VISIONI

«L'identità musicale, ricerca comune fra ebrei e musulmani»

Intervista/CATHERINE BENDAYAN
LORRAI MARCELLOFES

Fotografa e ricercatrice, coordinatrice per l'Europa di Musiques Sacrées du Monde, Catherine Bendayan è nata in una famiglia ebrea marocchina con origini sia berbere che andaluse: ha casa a Parigi, e da qualche anno ha scelto di tornare ad averne una anche a Fes, dividendosi tra le due città.
A quando risale la presenza ebraica a Fes ?
In realtà a prima della fondazione di Fes: in quest'area c'erano già degli ebrei, in particolare degli ebrei berberi. Questa presenza si consolida nel dodicesimo secolo, quando arriva Maimonide, e delle comunità ebraiche, provenienti in particolare, come Maimonide, da Cordova, cominciano ad installarsi nella Medina. Dal nomadismo degli ebrei berberi si passa così ad una dimensione sedentaria, ma praticando mestieri legati al commercio tipici del nomadismo ebraico. Maimonide a Fes prosegue le sue ricerche in campo scientifico, medico, astrologico e filosofico. Gli ebrei si raccolgono in un quartiere nel cuore della Medina, e alla Qaraouiyne, un'università dove il pensiero islamico si sviluppa in associazione con gli ebrei: nella Medina gli ebrei condividono con i musulmani tutta una vita comunitaria e una quotidianità, fatta di forno del pane - di musica, di mestieri in comune. È in questa condivisione che è radicata l'identità giudeo-marocchina a cui gli ebrei originari di questo paese sono così tenacemente legati.
Poi cosa succede ?
La riconquista cattolica della Spagna provoca un massiccio afflusso di arabi ed ebrei, e i rapporti fra le comunità si fanno più tesi.
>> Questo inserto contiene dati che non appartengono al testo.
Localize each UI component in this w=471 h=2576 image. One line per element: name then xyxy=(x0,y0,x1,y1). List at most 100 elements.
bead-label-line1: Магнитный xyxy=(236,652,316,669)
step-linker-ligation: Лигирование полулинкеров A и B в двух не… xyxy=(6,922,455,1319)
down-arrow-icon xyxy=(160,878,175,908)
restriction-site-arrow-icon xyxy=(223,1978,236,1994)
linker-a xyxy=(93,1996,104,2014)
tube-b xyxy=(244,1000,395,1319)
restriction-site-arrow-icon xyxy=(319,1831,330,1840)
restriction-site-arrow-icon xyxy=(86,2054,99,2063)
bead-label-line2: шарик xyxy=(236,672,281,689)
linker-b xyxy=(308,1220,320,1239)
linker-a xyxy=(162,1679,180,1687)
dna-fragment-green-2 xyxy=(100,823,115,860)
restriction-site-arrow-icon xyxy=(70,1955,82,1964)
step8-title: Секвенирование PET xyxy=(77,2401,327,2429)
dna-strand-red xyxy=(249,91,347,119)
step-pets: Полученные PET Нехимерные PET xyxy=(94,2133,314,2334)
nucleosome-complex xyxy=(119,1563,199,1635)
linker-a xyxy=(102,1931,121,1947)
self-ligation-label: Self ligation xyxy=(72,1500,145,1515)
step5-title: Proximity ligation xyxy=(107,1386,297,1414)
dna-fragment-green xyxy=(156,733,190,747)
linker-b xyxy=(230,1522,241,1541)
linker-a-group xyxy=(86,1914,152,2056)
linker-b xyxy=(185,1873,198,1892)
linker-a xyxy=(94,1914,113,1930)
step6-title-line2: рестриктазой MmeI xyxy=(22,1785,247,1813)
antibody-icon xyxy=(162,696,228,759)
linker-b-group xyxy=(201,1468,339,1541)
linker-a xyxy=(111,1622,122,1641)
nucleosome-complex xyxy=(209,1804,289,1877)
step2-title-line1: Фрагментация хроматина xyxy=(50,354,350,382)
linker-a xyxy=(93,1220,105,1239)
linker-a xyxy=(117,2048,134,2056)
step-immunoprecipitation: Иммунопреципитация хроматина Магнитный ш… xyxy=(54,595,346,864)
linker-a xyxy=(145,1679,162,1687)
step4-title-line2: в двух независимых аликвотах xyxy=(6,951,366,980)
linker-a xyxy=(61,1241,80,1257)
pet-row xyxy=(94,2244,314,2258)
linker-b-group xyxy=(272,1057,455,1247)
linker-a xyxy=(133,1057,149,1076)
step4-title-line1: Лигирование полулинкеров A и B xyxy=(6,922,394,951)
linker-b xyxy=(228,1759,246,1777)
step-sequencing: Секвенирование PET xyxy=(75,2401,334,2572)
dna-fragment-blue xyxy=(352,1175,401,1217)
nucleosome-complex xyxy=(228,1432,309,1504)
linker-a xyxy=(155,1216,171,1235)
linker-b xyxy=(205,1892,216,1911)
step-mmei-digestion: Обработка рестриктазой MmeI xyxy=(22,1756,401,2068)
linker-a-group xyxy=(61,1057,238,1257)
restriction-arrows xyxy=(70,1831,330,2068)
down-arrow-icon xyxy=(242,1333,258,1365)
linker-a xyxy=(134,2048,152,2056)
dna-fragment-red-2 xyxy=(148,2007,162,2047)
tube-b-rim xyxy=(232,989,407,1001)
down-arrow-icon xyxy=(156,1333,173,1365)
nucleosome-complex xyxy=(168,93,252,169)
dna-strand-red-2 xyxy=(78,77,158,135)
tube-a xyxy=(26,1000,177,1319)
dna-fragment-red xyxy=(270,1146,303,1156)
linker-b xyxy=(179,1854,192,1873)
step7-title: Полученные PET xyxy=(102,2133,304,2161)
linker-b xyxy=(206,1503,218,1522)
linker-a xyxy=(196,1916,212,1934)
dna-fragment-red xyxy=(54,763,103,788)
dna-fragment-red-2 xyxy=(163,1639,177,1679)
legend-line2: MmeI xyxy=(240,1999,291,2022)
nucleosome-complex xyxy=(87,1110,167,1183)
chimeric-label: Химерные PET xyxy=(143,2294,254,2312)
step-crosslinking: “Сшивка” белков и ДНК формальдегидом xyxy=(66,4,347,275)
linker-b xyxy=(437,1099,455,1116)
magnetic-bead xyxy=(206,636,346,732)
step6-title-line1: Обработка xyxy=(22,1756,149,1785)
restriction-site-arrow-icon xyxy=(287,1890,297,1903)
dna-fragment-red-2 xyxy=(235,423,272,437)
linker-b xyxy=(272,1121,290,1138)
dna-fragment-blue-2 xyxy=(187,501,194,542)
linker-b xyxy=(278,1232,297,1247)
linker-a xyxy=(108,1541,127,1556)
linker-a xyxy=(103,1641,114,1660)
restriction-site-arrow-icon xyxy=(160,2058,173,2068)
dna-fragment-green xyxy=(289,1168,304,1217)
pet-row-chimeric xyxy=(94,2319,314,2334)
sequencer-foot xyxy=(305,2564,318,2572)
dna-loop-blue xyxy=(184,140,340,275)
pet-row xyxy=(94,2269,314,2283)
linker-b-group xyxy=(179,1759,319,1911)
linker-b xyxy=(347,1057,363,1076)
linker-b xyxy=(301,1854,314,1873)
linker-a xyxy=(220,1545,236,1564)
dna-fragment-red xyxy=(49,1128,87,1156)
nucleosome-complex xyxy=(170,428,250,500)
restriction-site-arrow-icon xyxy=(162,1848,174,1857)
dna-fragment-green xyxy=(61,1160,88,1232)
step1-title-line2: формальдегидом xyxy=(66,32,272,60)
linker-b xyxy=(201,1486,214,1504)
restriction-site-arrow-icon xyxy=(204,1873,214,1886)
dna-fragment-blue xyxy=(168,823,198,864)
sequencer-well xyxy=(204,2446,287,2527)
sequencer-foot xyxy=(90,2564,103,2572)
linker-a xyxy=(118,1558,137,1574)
Viene creato un quartiere separato, il Mellah, riservato agli ebrei, con lo scopo di difenderli. Ma a questo punto si registra anche un fenomeno non marginale di conversioni all'Islam di ebrei che vivevano nel loro quartiere storico, per proteggere le loro attività, ma anche per attaccamento alla Medina e alla stessa vita in comune con i musulmani. Ma comunque ebrei e musulmani continuavano a condividere molta loro quotidianità. Col protettorato francese vengono introdotti degli elementi ulteriori di separazione fra i musulmani e gli ebrei. Con la creazione dello stato di Israele e la fine del protettorato inizia l'esodo, verso Israele e molti altri paesi. A Fes c'erano ventimila ebrei: oggi qualcuno è tornato e siamo una sessantina, nessun bambino, tutti sopra i cinquant'anni.
Sul piano musicale la condivisione fra ebrei e musulmani a Fes in cosa si è tradotta ?
L'approccio del sufismo alla musica è in una certa maniera affine a quello degli ebrei: il suo background più remoto qui è nella cultura berbera, nel nomadismo, e questo senso della musica entra poi nella musica araba. Strumenti come la derbuka, voci, ritmi movimenti del corpo li ritroviamo simili fra sufi ed ebrei, perché la musica si creava assieme, ebrei e musulmani suonavano assieme: se c'è una differenza è forse che gli ebrei si indirizzavano di più verso la voce. Nella musica arabo-andalusa si avverte a volte un che di disordinato: è perché si tratta di una musica in cui cantanti e strumentisti si fanno prendere dall'emozione del momento, che sfocia nell'improvvisazione, nell'estemporaneità. E la forte componente emotiva della musica arabo-andalusa qui a Fes è particolarmente pronunciata. Socialmente questa cultura musicale era radicata nei mestieri artigiani e del commercio propri ad entrambe le comunità: ancora oggi del resto le confraternite sufi sono espressione di mestieri artigiani. E sotto questa musica c'era un pensiero, una ricerca comune sul senso dell'essere umano su questa terra, ricerca che trascendeva la diversità delle religioni, e in cui anche Maimonide era impegnato. Questa cultura musicale rimane uno degli aspetti essenziali dell'identità giudeo-marocchina e di questa cultura musicale è impastata la nostalgia che ci portiamo dentro.